Médecins du public: « Nous ne sommes pas des robots! »
Les médecins, infirmiers et aides-soignants affiliés aux syndicats UMT, CDT et FDT ne décolèrent après la décision de la tutelle de reporter les congés du personnel de santé. En manifestation sur tout le territoire national ce mardi 4 août, ils réclament des vacances.

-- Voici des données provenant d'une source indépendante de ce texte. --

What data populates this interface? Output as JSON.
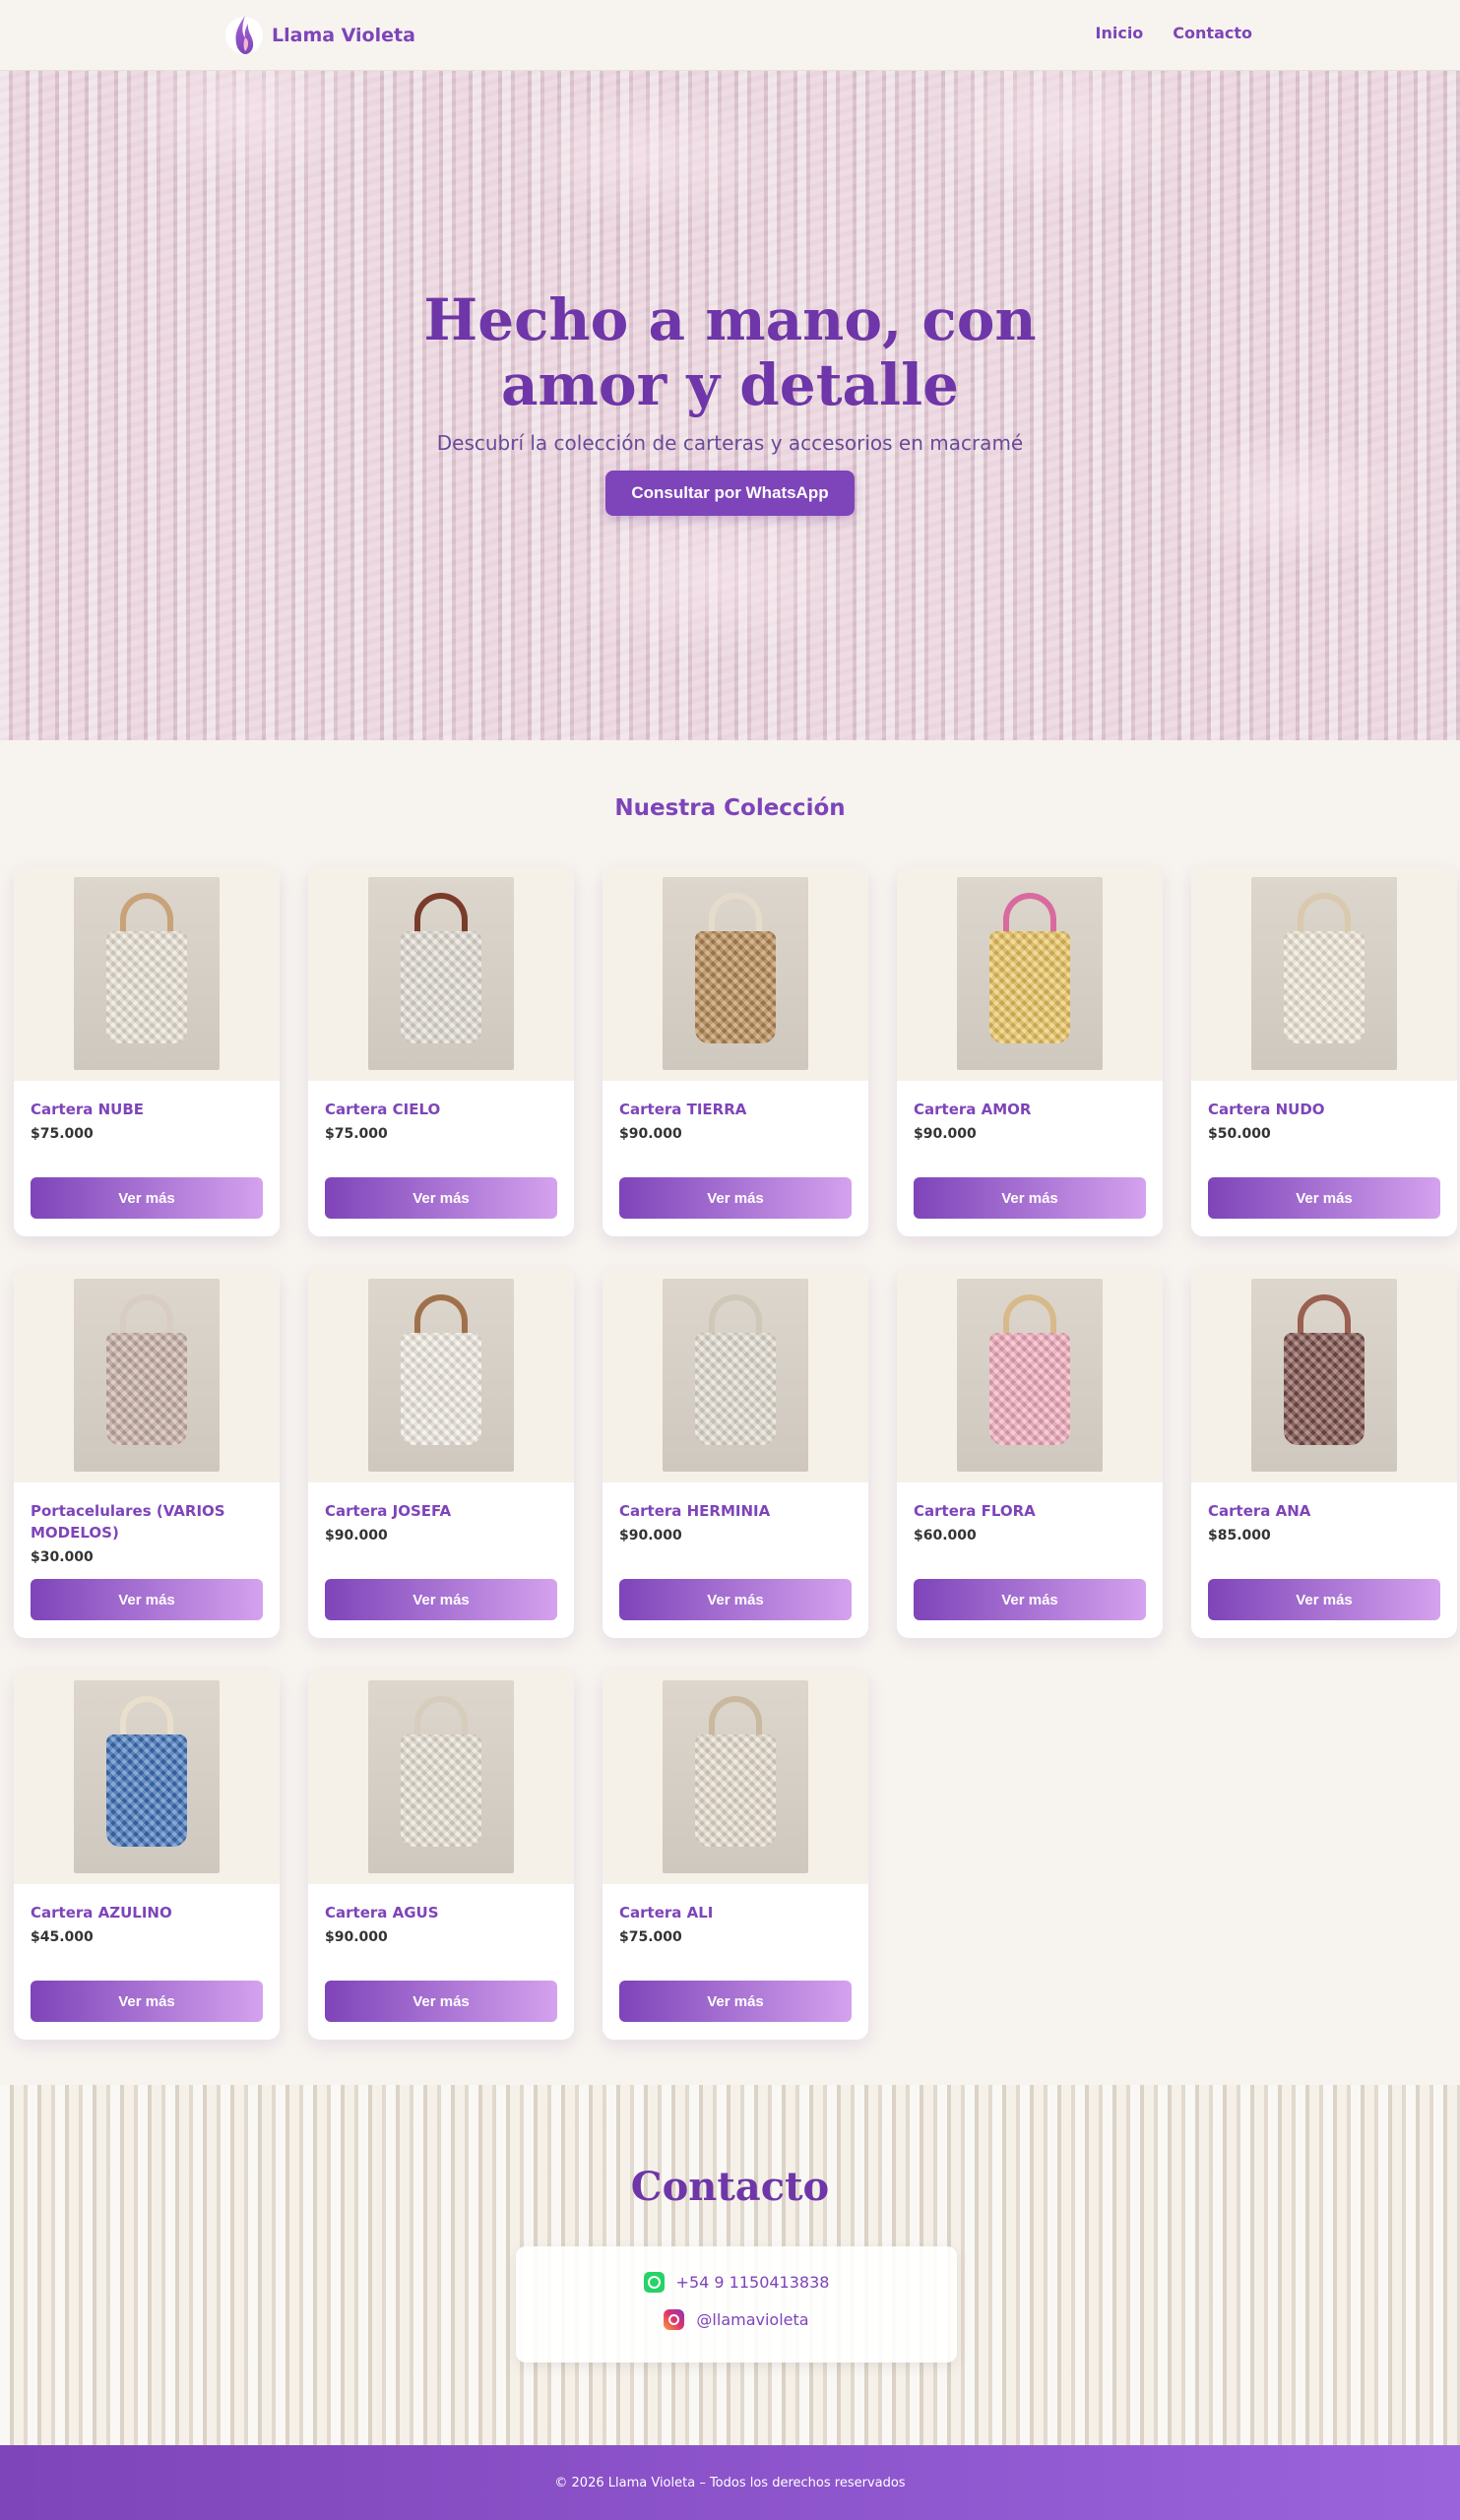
{
  "brand": {
    "name": "Llama Violeta"
  },
  "nav": {
    "links": [
      "Inicio",
      "Contacto"
    ]
  },
  "hero": {
    "title": "Hecho a mano, con amor y detalle",
    "subtitle": "Descubrí la colección de carteras y accesorios en macramé",
    "cta": "Consultar por WhatsApp"
  },
  "collection": {
    "title": "Nuestra Colección",
    "button_label": "Ver más",
    "products": [
      {
        "name": "Cartera NUBE",
        "price": "$75.000",
        "color": "#e9e2d4",
        "handle": "#c9a27a"
      },
      {
        "name": "Cartera CIELO",
        "price": "$75.000",
        "color": "#e2ddd3",
        "handle": "#7a3b2b"
      },
      {
        "name": "Cartera TIERRA",
        "price": "$90.000",
        "color": "#b5864f",
        "handle": "#e6dccb"
      },
      {
        "name": "Cartera AMOR",
        "price": "$90.000",
        "color": "#e9c25a",
        "handle": "#d96aa0"
      },
      {
        "name": "Cartera NUDO",
        "price": "$50.000",
        "color": "#efe6d6",
        "handle": "#d9c9ae"
      },
      {
        "name": "Portacelulares (VARIOS MODELOS)",
        "price": "$30.000",
        "color": "#c6aea3",
        "handle": "#d8ccc3"
      },
      {
        "name": "Cartera JOSEFA",
        "price": "$90.000",
        "color": "#f0ebe1",
        "handle": "#a0704a"
      },
      {
        "name": "Cartera HERMINIA",
        "price": "$90.000",
        "color": "#e1dbcf",
        "handle": "#cfc7b7"
      },
      {
        "name": "Cartera FLORA",
        "price": "$60.000",
        "color": "#f0a9bb",
        "handle": "#d8b98a"
      },
      {
        "name": "Cartera ANA",
        "price": "$85.000",
        "color": "#7a4a45",
        "handle": "#9a6050"
      },
      {
        "name": "Cartera AZULINO",
        "price": "$45.000",
        "color": "#3b6fb8",
        "handle": "#e9dfcc"
      },
      {
        "name": "Cartera AGUS",
        "price": "$90.000",
        "color": "#e7e0d2",
        "handle": "#d6cdbd"
      },
      {
        "name": "Cartera ALI",
        "price": "$75.000",
        "color": "#e6dccd",
        "handle": "#c9b99e"
      }
    ]
  },
  "contact": {
    "title": "Contacto",
    "whatsapp": "+54 9 1150413838",
    "instagram": "@llamavioleta"
  },
  "footer": {
    "text": "© 2026 Llama Violeta – Todos los derechos reservados"
  }
}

Rassemblés ce 4 août à l’hôpital Moulay Rachid de Sidi Othmane (Casablanca) dans le cadre d’une manifestation nationale, une centaine de médecins et infirmiers ont troqué leurs blouses pour des pancartes sur lesquelles on peut lire ce slogan: «Le congé est un droit». Aucune autre formule ne saurait mieux exprimer la colère des blouses blanches, suite à la décision de la tutelle d’ordonner au personnel médical de reporter leurs vacances d’été. Rappelons brièvement les faits. Dans une circulaire datée du 3 août et adressée aux établissements médicaux placés sous la tutelle du ministère de la Santé, Khalid Ait Taleb annonce que, face à la situation épidémique actuelle, ainsi qu’à la recrudescence des cas de contamination à la Covid-19, l’ensemble des ressources humaines, médecins, infirmiers et infirmières, aides-soignant(e)s, pour ce ne citer que ceux-ci, sont appelés à reporter leur congé annuel. Et Khalid Ait Taleb n’a pas seulement gelé les congés de l’ensemble de ses fonctionnaires à compter de ce lundi, jusqu’à nouvel ordre. Le ministre de la Santé a également ordonné l’annulation des autorisations déjà octroyées et exigé que le personnel actuellement en congé reprenne du service dans un délai de 48 heures. Le gouvernement le sait bien: cette décision, imputée à l’évolution quelque peu inquiétante de la situation épidémique dans notre pays, ne plaira pas à tout le monde. Et le moins que l’on puisse dire, c’est que les mécontents sont nombreux. «Le personnel de santé est démoralisé et perturbé, et voilà qu’on nous interdit de prendre des vacances», indique Malika Gadabe, infirmière au service de chirurgie à l’Hôpital Moulay Rachid.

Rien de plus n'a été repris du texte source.